Fig. 6. Proteins associated with malignant melanoma and colorectal cancer.

a The melanoma risk allele A (highlighted in bold) for the variant rs910873 is associated with high serum levels of ASIP. The x-axis of the box plot shows the genotypes for the protein-associated SNP, while the y-axis denotes the Box–Cox transformed, age, and sex-adjusted serum protein levels. Box plots indicate median (middle line), 25th, 75th percentile (box), and 5th and 95th percentile (whiskers). The P-value (two-sided) shown at the top of the plot is from linear regression analysis. b Scatterplot for the ASIP protein supported as having a causal effect on malignant melanoma in a two-sample MR analysis. The figure demonstrates the estimated effects of the respective genetic instruments on the serum ASIP levels in AGES-RS (x-axis) and risk of melanoma in GWAS by UK biobank data (UKB-b-12915) (y-axis), that included 3598 melanoma cases and 459,335 controls. Each center data point displays the estimated effect as beta coefficient = log(odds ratio), along with 95% confidence intervals for the SNP effect on disease (vertical lines) or SNP effect on the protein (horizontal lines).
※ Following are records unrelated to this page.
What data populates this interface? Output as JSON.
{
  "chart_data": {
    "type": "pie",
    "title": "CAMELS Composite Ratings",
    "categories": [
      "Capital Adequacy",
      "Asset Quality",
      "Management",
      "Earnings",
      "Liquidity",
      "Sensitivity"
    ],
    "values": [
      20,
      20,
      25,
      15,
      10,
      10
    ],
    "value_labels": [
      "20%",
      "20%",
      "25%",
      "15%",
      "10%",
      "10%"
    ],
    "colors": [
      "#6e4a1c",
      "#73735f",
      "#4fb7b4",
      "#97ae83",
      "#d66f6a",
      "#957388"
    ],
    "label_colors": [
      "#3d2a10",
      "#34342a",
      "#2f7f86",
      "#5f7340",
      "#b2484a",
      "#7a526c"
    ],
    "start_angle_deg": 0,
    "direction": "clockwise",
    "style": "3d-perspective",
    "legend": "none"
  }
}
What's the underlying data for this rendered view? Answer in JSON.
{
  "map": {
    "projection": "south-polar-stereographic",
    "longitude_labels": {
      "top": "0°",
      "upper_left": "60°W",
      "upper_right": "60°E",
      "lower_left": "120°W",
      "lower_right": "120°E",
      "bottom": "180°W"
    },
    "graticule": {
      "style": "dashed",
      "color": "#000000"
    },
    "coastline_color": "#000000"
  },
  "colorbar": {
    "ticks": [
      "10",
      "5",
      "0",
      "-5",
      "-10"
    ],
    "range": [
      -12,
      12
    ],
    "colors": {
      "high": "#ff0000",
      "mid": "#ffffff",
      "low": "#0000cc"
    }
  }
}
The broken line indicates the inverse variance weighted causal estimate (β = 0.0024, SE = 0.0003, P = 1.1 × 10⁻¹⁷, two-sided), while the dotted line shows the MR-Egger regression (see Supplementary Data 5). c The pQTL rs2241714 is a proxy for colorectal cancer-associated variant rs1800469 (r² = 0.978) (Supplementary Data 2), located within the gene B9D2 and proximal to TMEM91 which is the reported candidate gene at this locus (see Table 1). The gene encoding TGFB1, a protein linked to rs2241714 in cis, is also nearby. d The variant rs2241714 (and rs1800469) is associated with the serum proteins TGFB1 (in cis), B3GNT8 (in cis), and B3GNT2 (in trans). The P-values (two-sided) shown at the top of each plot are from linear regression analysis. The x-axis of each box plot shows the genotypes for the corresponding protein-associated SNP, while the y-axis denotes the Box–Cox transformed, age, and sex-adjusted serum protein levels. Box plots indicate median (middle line), 25th, 75th percentile (box), and 5th and 95th percentile (whiskers). The chromosomes indicated at the top of each graph correspond to the location of the gene that encodes the protein of interest.